Откладываю блокнот, ибо призывают дела, или, точней, обязанности – и то и другое в кавычках, разумеется. Уже опаздываю на заседание какой-то там либеральной платформы, что посещаю только для, так сказать, поддержания связей, вовсе не будучи либералом да и вообще ни имея твердых политических взглядов, которые нынче непозволительная роскошь. Да если б даже имел, все равно испытываю отвращение к всевластной на любых зицунгах бюрократической скуке, а государственных либералов искренне презираю. Уверен, что и они меня. Кажется, мы все там гнушаемся друг другом за трусливый конформизм и приспособленчество, оттого и перемигиваемся с кривыми стыдливо-заговорщицкими ухмылками.
Запись № 3
Сегодня утром напоминание о Французике – сразу два письма в моем электронном ящике, где редко нахожу что-то путное; как правило, набит под завязку информационным мусором: рекламой понятное дело, политическими декларациями и всякого рода попрошайничеством. Очередное доказательство (конечно, имею в виду эти приятные мне послания, а не мусор) в высшем смысле этичности современных средств связи. Кажется, богословы всех конфессий в этом не уверены, как и я сам, человек консервативный, подозрительный к любым новшествам. Я ж не виноват, что люди всегда норовят обратить любое техническое изобретение иль, к примеру, гуманную идею в самую непристойную, изощренную пакость. Но все ж и в том и другом, бывает, теплится хоть малая искорка благодати.

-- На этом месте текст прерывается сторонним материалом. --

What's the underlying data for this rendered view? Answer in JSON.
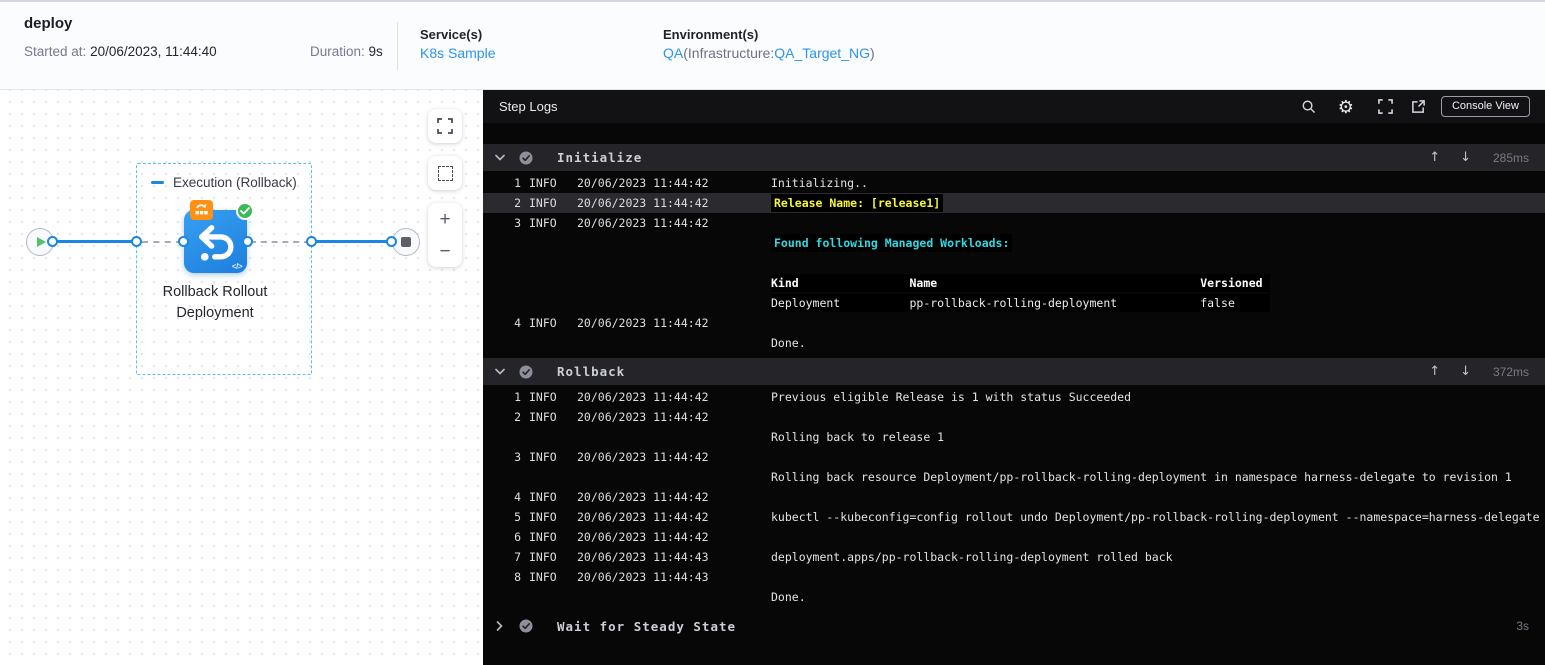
{
  "header": {
    "title": "deploy",
    "started_label": "Started at:",
    "started_value": "20/06/2023, 11:44:40",
    "duration_label": "Duration:",
    "duration_value": "9s",
    "services_label": "Service(s)",
    "service_link": "K8s Sample",
    "environments_label": "Environment(s)",
    "env_link": "QA",
    "env_infra_prefix": "(Infrastructure:",
    "env_infra_link": "QA_Target_NG",
    "env_suffix": ")"
  },
  "graph": {
    "stage_label": "Execution (Rollback)",
    "node_label": "Rollback Rollout Deployment",
    "controls": {
      "zoom_in": "+",
      "zoom_out": "−"
    }
  },
  "logs": {
    "title": "Step Logs",
    "console_view_label": "Console View",
    "sections": [
      {
        "label": "Initialize",
        "duration": "285ms",
        "expanded": true,
        "rows": [
          {
            "num": "1",
            "level": "INFO",
            "time": "20/06/2023 11:44:42",
            "segments": [
              {
                "style": "p",
                "text": "Initializing.."
              }
            ]
          },
          {
            "num": "2",
            "level": "INFO",
            "time": "20/06/2023 11:44:42",
            "highlight": true,
            "segments": [
              {
                "style": "y",
                "text": "Release Name: [release1]"
              }
            ]
          },
          {
            "num": "3",
            "level": "INFO",
            "time": "20/06/2023 11:44:42",
            "segments": []
          },
          {
            "segments": [
              {
                "style": "c",
                "text": "Found following Managed Workloads:"
              }
            ]
          },
          {
            "segments": []
          },
          {
            "segments": [
              {
                "style": "th",
                "text": "Kind                Name                                      Versioned "
              }
            ]
          },
          {
            "segments": [
              {
                "style": "td",
                "text": "Deployment          pp-rollback-rolling-deployment            false     "
              }
            ]
          },
          {
            "num": "4",
            "level": "INFO",
            "time": "20/06/2023 11:44:42",
            "segments": []
          },
          {
            "segments": [
              {
                "style": "p",
                "text": "Done."
              }
            ]
          }
        ]
      },
      {
        "label": "Rollback",
        "duration": "372ms",
        "expanded": true,
        "rows": [
          {
            "num": "1",
            "level": "INFO",
            "time": "20/06/2023 11:44:42",
            "segments": [
              {
                "style": "p",
                "text": "Previous eligible Release is 1 with status Succeeded"
              }
            ]
          },
          {
            "num": "2",
            "level": "INFO",
            "time": "20/06/2023 11:44:42",
            "segments": []
          },
          {
            "segments": [
              {
                "style": "p",
                "text": "Rolling back to release 1"
              }
            ]
          },
          {
            "num": "3",
            "level": "INFO",
            "time": "20/06/2023 11:44:42",
            "segments": []
          },
          {
            "segments": [
              {
                "style": "p",
                "text": "Rolling back resource Deployment/pp-rollback-rolling-deployment in namespace harness-delegate to revision 1"
              }
            ]
          },
          {
            "num": "4",
            "level": "INFO",
            "time": "20/06/2023 11:44:42",
            "segments": []
          },
          {
            "num": "5",
            "level": "INFO",
            "time": "20/06/2023 11:44:42",
            "segments": [
              {
                "style": "p",
                "text": "kubectl --kubeconfig=config rollout undo Deployment/pp-rollback-rolling-deployment --namespace=harness-delegate"
              }
            ]
          },
          {
            "num": "6",
            "level": "INFO",
            "time": "20/06/2023 11:44:42",
            "segments": []
          },
          {
            "num": "7",
            "level": "INFO",
            "time": "20/06/2023 11:44:43",
            "segments": [
              {
                "style": "p",
                "text": "deployment.apps/pp-rollback-rolling-deployment rolled back"
              }
            ]
          },
          {
            "num": "8",
            "level": "INFO",
            "time": "20/06/2023 11:44:43",
            "segments": []
          },
          {
            "segments": [
              {
                "style": "p",
                "text": "Done."
              }
            ]
          }
        ]
      },
      {
        "label": "Wait for Steady State",
        "duration": "3s",
        "expanded": false,
        "rows": []
      }
    ]
  },
  "colors": {
    "accent_blue": "#1b87e0",
    "link_blue": "#2b94ee",
    "node_blue": "#2a90ea",
    "badge_orange": "#ff9013",
    "success_green": "#3bb956",
    "terminal_yellow": "#f6f63c",
    "terminal_cyan": "#30d8e2",
    "panel_bg": "#070708",
    "section_header_bg": "#242429"
  }
}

Послания тем более мне важные, что я иногда начинал сомневаться: впрямь ли побывал в «парадизо» или он мне пригрезился как соблазнительный образ моей индивидуальной утопии, – и я чувствовал, что во мне угасает легенда. Во-первых, я получил весьма лаконичное письмишко от польки с трудной судьбой: «Где ж ты был, Адам? Твоя Эва», – и в конце дурашливый смайлик. Так я верно почуял, что немного входил в ее женские планы? Или это не игривый намек, а тут какое-то глубинное и даже эзотерическое лукавство? Ведь талантливая художница, как я однажды убедился, в своем творчестве вовсе не простодушна. Во-вторых же, японка меня одарила своим кратким стишком (вообще-то их было несколько, но только один заслуживал внимания): «The stranger was eat by a night. / When the morning came, we discovered / That this view missed something». Что в моем переводе с ее бедноватого и малограмотного английского звучит, как: «Незнакомец растворился в ночи. / И мы заметили поутру, / Что теперь в пейзаже нехватка». Первая строка, конечно, навеяна американским хитом, но кто ж такой в данном случае этот незнакомец (странник, иностранец)? Тут не намек ли на мой ночной побег из горного хостела под громовые раскаты прощального фейерверка? В японке я уж точно не замечал никакой игривости, но разве способен понять иноприродное выражение чувства? И все-таки с моей стороны было б почти безумной гордыней думать, что я важная потеря для того дивного пейзажа. Скорей я там себя чувствовал излишней подробностью, к которым сам-то всегда невнимателен.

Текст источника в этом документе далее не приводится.